John Rizzo, the chief economist for the Long Island Association, said he believes the occupations of North Shore residents allow for more remote working, which correlates to an area with fewer unemployment claims than the rest of the state.

“People who work in the financial services or real estate industries may have a higher chance for remote opportunities,” Rizzo said. “I think that North Shore residents have a relatively high concentration of those types of jobs.”

Figures also showed that the unemployment rate in New York state for March was 4.4 percent, compared with 3.5 percent in the Town of North Hempstead. That data was collected before the huge layoffs caused by the coronavirus pandemic.

The tourism and hospitality industry on Long Island – a driving force for summer revenue – has been significantly hurt, according to Rizzo and Nassau County officials.

“Leisure and hospitality is an important part of the economy, especially the summer tourism season, so that is going to take a big hit,” Rizzo said.

Discover Long Island President and CEO Kristen Jarnagin said she expects the tourism industry on Long Island to be severely affected by the ripple effects of the virus.

“People may not realize that tourism on Long Island is a $6.1 billion industry and it is suffering greatly right now,” Jarnagin said. “Last year, tourism generated $740 million in local and state tax revenues, so we’re going to see the immediate impacts of that.”

In the last week of April, according to statistics from the state Department of Labor, more than 26,000 Long Islanders filed for unemployment benefits, the lowest number of claims filed since hitting a peak of 59,000 two weeks before.

According to state figures, almost 260,000 Long Islanders, or almost one in five of all local workers, have filed for unemployment benefits since the pandemic began in March. As of May 6, the Department of Labor has paid out $5.8 billion worth of benefits to 1.5 million New Yorkers without a job.

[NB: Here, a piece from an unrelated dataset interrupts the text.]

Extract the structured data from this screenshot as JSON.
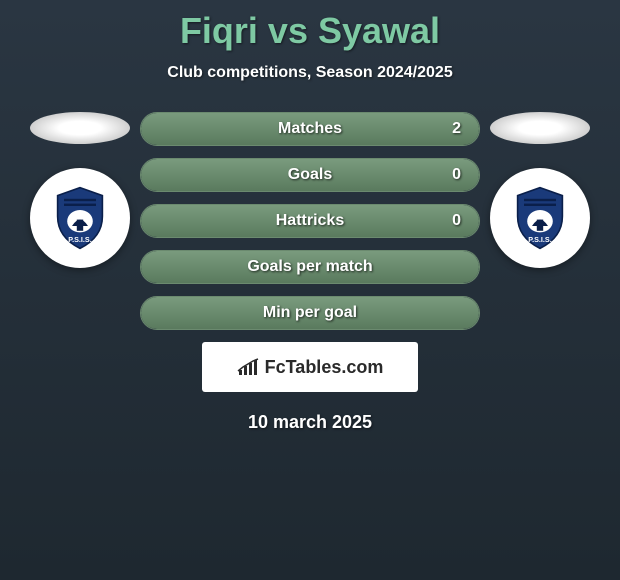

Rizzo stressed the importance of reopening the state’s economy to avoid more small businesses shutting down and creating further unemployment throughout New York.

“The economy itself is on a ventilator. This is not a joking matter,” Rizzo said. “This needs to be taken more seriously by people. The coronavirus is not the only bad thing that can happen to us.”

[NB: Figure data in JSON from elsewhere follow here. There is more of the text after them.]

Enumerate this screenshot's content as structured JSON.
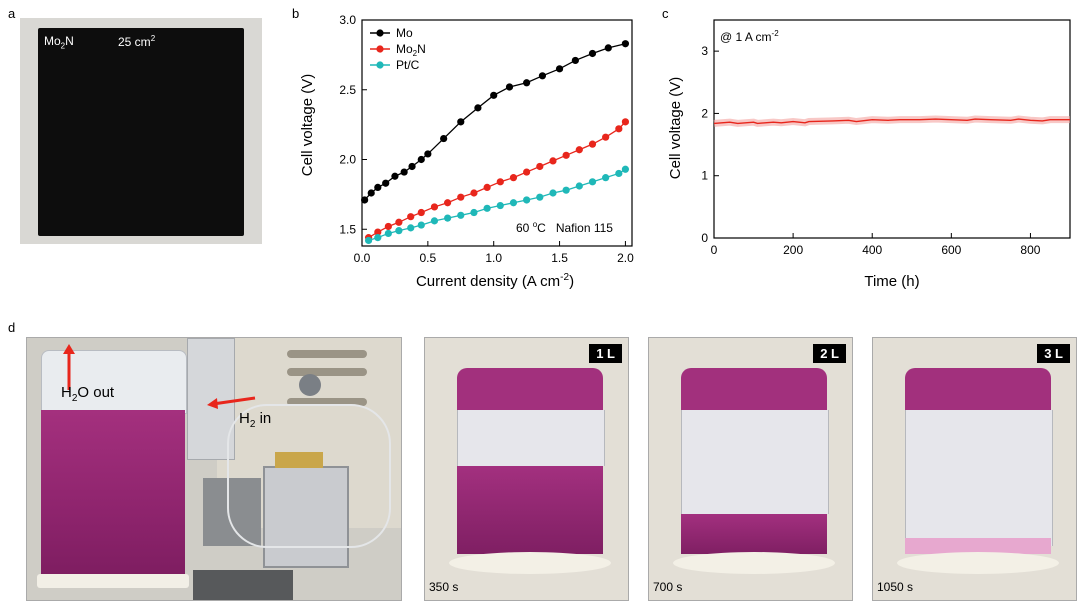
{
  "panels": {
    "a": "a",
    "b": "b",
    "c": "c",
    "d": "d"
  },
  "photo_a": {
    "material": "Mo",
    "material_sub": "2",
    "material_tail": "N",
    "area": "25 cm",
    "area_sup": "2"
  },
  "chart_data": [
    {
      "type": "scatter",
      "id": "b",
      "xlabel": "Current density (A cm",
      "xlabel_sup": "-2",
      "xlabel_tail": ")",
      "ylabel": "Cell voltage (V)",
      "xlim": [
        0,
        2.05
      ],
      "ylim": [
        1.38,
        3.0
      ],
      "xticks": [
        "0.0",
        "0.5",
        "1.0",
        "1.5",
        "2.0"
      ],
      "yticks": [
        "1.5",
        "2.0",
        "2.5",
        "3.0"
      ],
      "annotation": "60 °C    Nafion 115",
      "annotation_parts": {
        "temp": "60 ",
        "deg": "o",
        "unit": "C",
        "membrane": "Nafion 115"
      },
      "legend_position": "top-left",
      "series": [
        {
          "name": "Mo",
          "color": "#000000",
          "x": [
            0.02,
            0.07,
            0.12,
            0.18,
            0.25,
            0.32,
            0.38,
            0.45,
            0.5,
            0.62,
            0.75,
            0.88,
            1.0,
            1.12,
            1.25,
            1.37,
            1.5,
            1.62,
            1.75,
            1.87,
            2.0
          ],
          "y": [
            1.71,
            1.76,
            1.8,
            1.83,
            1.88,
            1.91,
            1.95,
            2.0,
            2.04,
            2.15,
            2.27,
            2.37,
            2.46,
            2.52,
            2.55,
            2.6,
            2.65,
            2.71,
            2.76,
            2.8,
            2.83
          ]
        },
        {
          "name": "Mo",
          "name_sub": "2",
          "name_tail": "N",
          "color": "#e8261c",
          "x": [
            0.05,
            0.12,
            0.2,
            0.28,
            0.37,
            0.45,
            0.55,
            0.65,
            0.75,
            0.85,
            0.95,
            1.05,
            1.15,
            1.25,
            1.35,
            1.45,
            1.55,
            1.65,
            1.75,
            1.85,
            1.95,
            2.0
          ],
          "y": [
            1.44,
            1.48,
            1.52,
            1.55,
            1.59,
            1.62,
            1.66,
            1.69,
            1.73,
            1.76,
            1.8,
            1.84,
            1.87,
            1.91,
            1.95,
            1.99,
            2.03,
            2.07,
            2.11,
            2.16,
            2.22,
            2.27
          ]
        },
        {
          "name": "Pt/C",
          "color": "#1fb8b8",
          "x": [
            0.05,
            0.12,
            0.2,
            0.28,
            0.37,
            0.45,
            0.55,
            0.65,
            0.75,
            0.85,
            0.95,
            1.05,
            1.15,
            1.25,
            1.35,
            1.45,
            1.55,
            1.65,
            1.75,
            1.85,
            1.95,
            2.0
          ],
          "y": [
            1.42,
            1.44,
            1.47,
            1.49,
            1.51,
            1.53,
            1.56,
            1.58,
            1.6,
            1.62,
            1.65,
            1.67,
            1.69,
            1.71,
            1.73,
            1.76,
            1.78,
            1.81,
            1.84,
            1.87,
            1.9,
            1.93
          ]
        }
      ]
    },
    {
      "type": "line",
      "id": "c",
      "xlabel": "Time (h)",
      "ylabel": "Cell voltage (V)",
      "xlim": [
        0,
        900
      ],
      "ylim": [
        0,
        3.5
      ],
      "xticks": [
        "0",
        "200",
        "400",
        "600",
        "800"
      ],
      "yticks": [
        "0",
        "1",
        "2",
        "3"
      ],
      "annotation": "@ 1 A cm",
      "annotation_sup": "-2",
      "series": [
        {
          "color": "#e8261c",
          "x": [
            0,
            40,
            60,
            100,
            110,
            150,
            170,
            200,
            230,
            240,
            300,
            340,
            360,
            400,
            440,
            470,
            520,
            560,
            600,
            640,
            660,
            700,
            750,
            770,
            800,
            830,
            850,
            900
          ],
          "y": [
            1.84,
            1.86,
            1.84,
            1.86,
            1.84,
            1.86,
            1.85,
            1.87,
            1.85,
            1.87,
            1.88,
            1.89,
            1.87,
            1.9,
            1.89,
            1.9,
            1.9,
            1.91,
            1.9,
            1.89,
            1.91,
            1.9,
            1.89,
            1.91,
            1.89,
            1.88,
            1.9,
            1.9
          ]
        }
      ]
    }
  ],
  "photo_d": {
    "h2o_out": "H",
    "h2o_sub": "2",
    "h2o_tail": "O out",
    "h2_in": "H",
    "h2_sub": "2",
    "h2_tail": " in",
    "frames": [
      {
        "tag": "1 L",
        "time": "350 s"
      },
      {
        "tag": "2 L",
        "time": "700 s"
      },
      {
        "tag": "3 L",
        "time": "1050 s"
      }
    ]
  }
}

Rizzo referred to a United Nations report that predicted the economic fallout from the coronavirus pandemic may end up killing more people than the actual disease itself. To put that in perspective, the coronavirus had killed more than 286,000 people throughout the world.

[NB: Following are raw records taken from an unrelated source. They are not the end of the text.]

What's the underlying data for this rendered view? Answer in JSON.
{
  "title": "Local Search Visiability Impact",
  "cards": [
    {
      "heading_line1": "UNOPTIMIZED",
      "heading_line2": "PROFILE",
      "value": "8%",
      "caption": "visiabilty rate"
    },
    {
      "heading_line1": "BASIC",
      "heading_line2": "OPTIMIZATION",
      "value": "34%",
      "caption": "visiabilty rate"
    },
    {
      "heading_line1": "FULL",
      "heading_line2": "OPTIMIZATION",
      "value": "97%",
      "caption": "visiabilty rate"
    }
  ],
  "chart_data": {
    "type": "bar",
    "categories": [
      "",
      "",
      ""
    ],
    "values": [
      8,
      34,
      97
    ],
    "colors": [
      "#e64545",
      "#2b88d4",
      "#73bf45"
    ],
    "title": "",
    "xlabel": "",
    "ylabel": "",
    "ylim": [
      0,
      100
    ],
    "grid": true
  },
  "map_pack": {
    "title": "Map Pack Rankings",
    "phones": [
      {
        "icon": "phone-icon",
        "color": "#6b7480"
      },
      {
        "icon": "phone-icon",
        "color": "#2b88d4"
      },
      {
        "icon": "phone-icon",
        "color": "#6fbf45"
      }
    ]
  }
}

The nonpartisan Congressional Budget Office expected the jobless rate to be at 9.5 percent by the end of fiscal year 2021.  Rizzo said that number sounded “pessimistic” for Long Island, but admitted the projected figures will be a result of how quickly the state begins to reopen the economy.

“Every day we delay reopening, the economic and health care costs will continue to mount,” Rizzo said. “At the end of the day, I think Long Island will be able to avoid that 9.5 percent figure by the end of 2021.”

Gov. Andrew Cuomo announced on Monday that the Finger Lakes, Southern Tier and Mohawk Valley regions have met all seven metrics required to begin phase one of the state’s phased reopening plan.

Cuomo said the three regions will begin their reopening on Friday.